Ülkemizde yer altı sularından kuyular açılması ile faydalanılır. Ancak bu yöntemle su çok fazla harcanır ve yaz aylarında kuyuların seviyesi düşer veya bazıları kuruyabilir. Damla yönteminde ise sarnıç veya kuyularda biriktirilen su kontrollü olarak harcandığından herhangi bir olumsuzlukla karşılaşılmaz. Çünkü bu yöntemle buharlaşma ve akış kaybı en alt seviyede tutulur, su kontrollü olarak verilir, toprak yüzeyi minimum düzeyde ıslanarak erozyon, bitki hastalıkları ve zararlılarının gelişmesi önlenir ve gübreleme düzenli olarak uygulanır.

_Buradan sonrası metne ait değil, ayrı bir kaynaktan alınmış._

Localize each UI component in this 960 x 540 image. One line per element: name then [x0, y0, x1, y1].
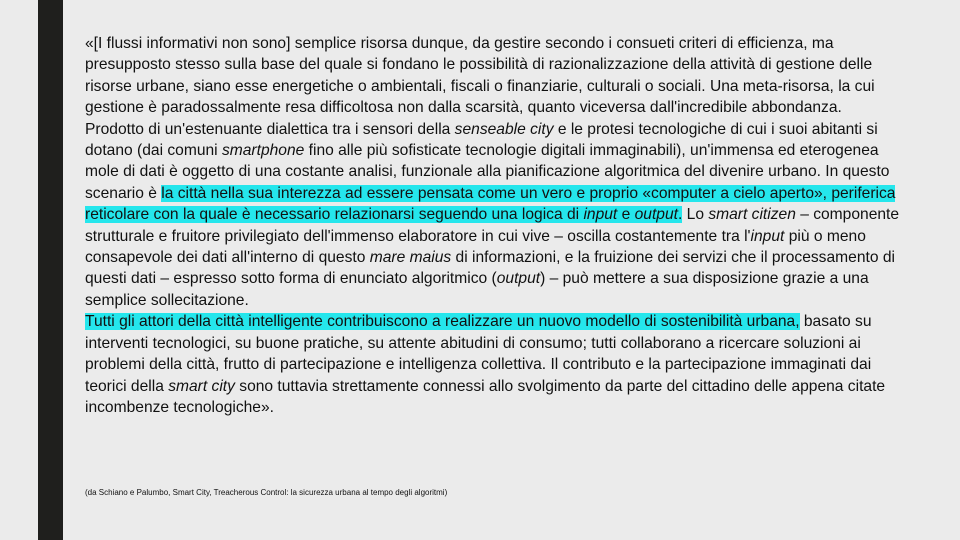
emphasis-smart-city: smart city: [168, 377, 235, 395]
emphasis-output: output: [496, 270, 541, 288]
highlight-text: la città nella sua interezza ad essere pensata come un vero e proprio «computer a cielo aperto», periferica reticolare con la quale è necessario relazionarsi seguendo una logica di: [85, 184, 896, 224]
text-segment: ) – può mettere a sua disposizione grazie a una semplice sollecitazione.: [85, 270, 869, 309]
highlight-text: e: [617, 206, 635, 224]
quote-passage: [85, 33, 905, 418]
highlight-text: .: [677, 206, 683, 224]
emphasis-smart-citizen: smart citizen: [708, 206, 796, 224]
emphasis-output: output: [634, 206, 678, 224]
text-segment: più o meno consapevole dei dati all'interno di questo: [85, 227, 866, 267]
text-segment: di informazioni, e la fruizione dei servizi che il processamento di questi dati – espresso sotto forma di enunciato algoritmico (: [85, 249, 895, 288]
highlight-sostenibilita-urbana: Tutti gli attori della città intelligente contribuiscono a realizzare un nuovo modello di sostenibilità urbana,: [85, 313, 800, 331]
text-segment: basato su interventi tecnologici, su buone pratiche, su attente abitudini di consumo; tutti collaborano a ricercare soluzioni ai problemi della città, frutto di partecipazione e intelligenza collettiva. Il contributo e la partecipazione immaginati dai teorici della: [85, 313, 872, 395]
text-segment: fino alle più sofisticate tecnologie digitali immaginabili), un'immensa ed eterogenea mole di dati è oggetto di una costante analisi, funzionale alla pianificazione algoritmica del divenire urbano. In questo scenario è: [85, 142, 890, 202]
text-segment: – componente strutturale e fruitore privilegiato dell'immenso elaboratore in cui vive – oscilla costantemente tra l': [85, 206, 900, 245]
source-citation: (da Schiano e Palumbo, Smart City, Treacherous Control: la sicurezza urbana al tempo degli algoritmi): [85, 488, 448, 497]
emphasis-smartphone: smartphone: [221, 142, 305, 160]
text-segment: e le protesi tecnologiche di cui i suoi abitanti si dotano (dai comuni: [85, 120, 878, 160]
emphasis-mare-maius: mare maius: [369, 249, 452, 267]
text-segment: sono tuttavia strettamente connessi allo svolgimento da parte del cittadino delle appena citate incombenze tecnologiche».: [85, 377, 886, 416]
emphasis-input: input: [583, 206, 618, 224]
emphasis-input: input: [750, 227, 785, 245]
emphasis-senseable-city: senseable city: [454, 120, 554, 138]
left-accent-bar: [38, 0, 63, 540]
text-segment: «[I flussi informativi non sono] semplice risorsa dunque, da gestire secondo i consueti criteri di efficienza, ma presupposto stesso sulla base del quale si fondano le possibilità di razionalizzazione della attività di gestione delle risorse urbane, siano esse energetiche o ambientali, fiscali o finanziarie, culturali o sociali. Una meta-risorsa, la cui gestione è paradossalmente resa difficoltosa non dalla scarsità, quanto viceversa dall'incredibile abbondanza. Prodotto di un'estenuante dialettica tra i sensori della: [85, 35, 875, 138]
text-segment: Lo: [682, 206, 709, 224]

Yurdumuzun kıyı bölgeleri, iç bölgelere oranla yüzey ve yer altı suları bakımından daha zengindir. Toros dağlarının eteklerinden çıkan voklüz kaynakları ve kıyı ovalarının hemen her kesiminden çıkan yer altı suları bunlara örnek gösterilebilir. Bu sulardan en üst düzeyde yararlanmak, seviyeleri ve akım değerlerinin düşmemesi ile mümkündür. Bu nedenle suların sarnıç gibi büyük depolarda toplanması düşünülmelidir.
Dış Ticaret Alanında Kullanımı:
Sıcaklığı 20OC civarında olan, sertlik derecesi standartlara göre belirlenmiş sular, balık çiftlikleri kurulmasına da uygundur. Balık çiftlikleri ekonomik güçlük içinde olan köylülerimize alternatif iş sağlayacak bir olanaktır. Ekime uygun olmayan kıraç alanlarda oluşturulacak havuzlarda beslenen balıklar ülke içinde tüketildiği gibi yurt dışına ihraç edilebilir. Balık artıkları ise gübre ve hayvan yemi olarak kullanılabilir.